Conclusioni della guerra in Iraq

Parlavo prima di questo immaginario comune, questa patina di vita povera e misera che ci balena in testa quando pensiamo all’Iraq. Noi siamo qui, seduti in comode poltrone riscaldate, loro sono lì, seduti per terra. I più fortunati hanno un paio di scarpe Nike che noi indossavamo vent’anni fa, gli altri hanno dei sandali logori o i piedi nudi. Guardano con occhi ignoranti un camion statunitense sollevare polvere lungo una via stretta fra palazzi diroccati mentre in cinque si dividono un po’ di latte munto da una capra vecchia e stanca. È questo l’Iraq che ricordiamo. È questo l’Iraq oggi. L’impiccagione di Saddam Hussein nel 2006 e le elezioni irachene non hanno portato a una democrazia filo-occidentale né alla nascita di un qualunque governo in grado di gestire i conflitti interni. Semmai, il nuovo Iraq appare ancora più sull’orlo della disgregazione e la popolazione tutta quanta vive in uno stato di penuria e di rara tristezza.

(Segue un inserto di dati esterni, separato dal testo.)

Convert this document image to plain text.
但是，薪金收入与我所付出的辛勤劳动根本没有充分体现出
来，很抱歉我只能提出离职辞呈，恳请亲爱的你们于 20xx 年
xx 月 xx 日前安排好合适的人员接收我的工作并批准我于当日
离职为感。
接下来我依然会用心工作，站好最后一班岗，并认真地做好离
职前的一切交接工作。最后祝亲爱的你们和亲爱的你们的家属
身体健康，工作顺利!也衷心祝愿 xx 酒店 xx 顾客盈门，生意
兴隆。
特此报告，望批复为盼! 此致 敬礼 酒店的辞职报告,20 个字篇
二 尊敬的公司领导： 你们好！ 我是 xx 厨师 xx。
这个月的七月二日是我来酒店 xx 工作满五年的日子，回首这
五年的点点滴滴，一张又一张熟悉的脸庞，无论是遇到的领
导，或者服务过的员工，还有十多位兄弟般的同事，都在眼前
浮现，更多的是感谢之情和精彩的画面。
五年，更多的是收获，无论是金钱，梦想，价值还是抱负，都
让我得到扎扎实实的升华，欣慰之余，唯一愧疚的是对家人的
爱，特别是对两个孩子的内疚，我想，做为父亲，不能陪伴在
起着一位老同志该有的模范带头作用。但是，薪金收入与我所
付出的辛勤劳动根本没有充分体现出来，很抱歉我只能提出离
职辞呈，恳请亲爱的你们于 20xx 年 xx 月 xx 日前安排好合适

D’altronde è raro, per non dire mai accaduto, che un popolo incrociasse le armi e gli interessi delle potenze europee e americane uscendone arricchito. Ma questa è solo una considerazione finale, di filosofia politica spicciola. Di tutta questa storia, e dell’epilogo di una guerra forse necessaria, forse desiderata, vi lascio una frase di Daniele Luttazzi: «L’America un giorno decise di trascinare il mondo nel baratro; ha invaso l’Iraq dicendo, come ricorderete, che avevano armi di distruzioni di massa. Una frase retorica che significava “l’Iraq è una nazione indifesa che galleggia sul petrolio”».

Perché ci riguarda?

Nel caso a qualcuno venisse in mente di dire: e a noi…? Ce ne frega, ce ne frega. Ci riguarda. È una storia che abbiamo vissuto anche noi, ma che viene fatta con e nonostante il nostro appoggio. Possiamo anche voltarci da un’altra parte, e continuare a pensare: ma tanto in Iraq è sempre stato così. Come però cantava De André: «Per quanto voi vi crediate assolti, siete lo stesso coinvolti».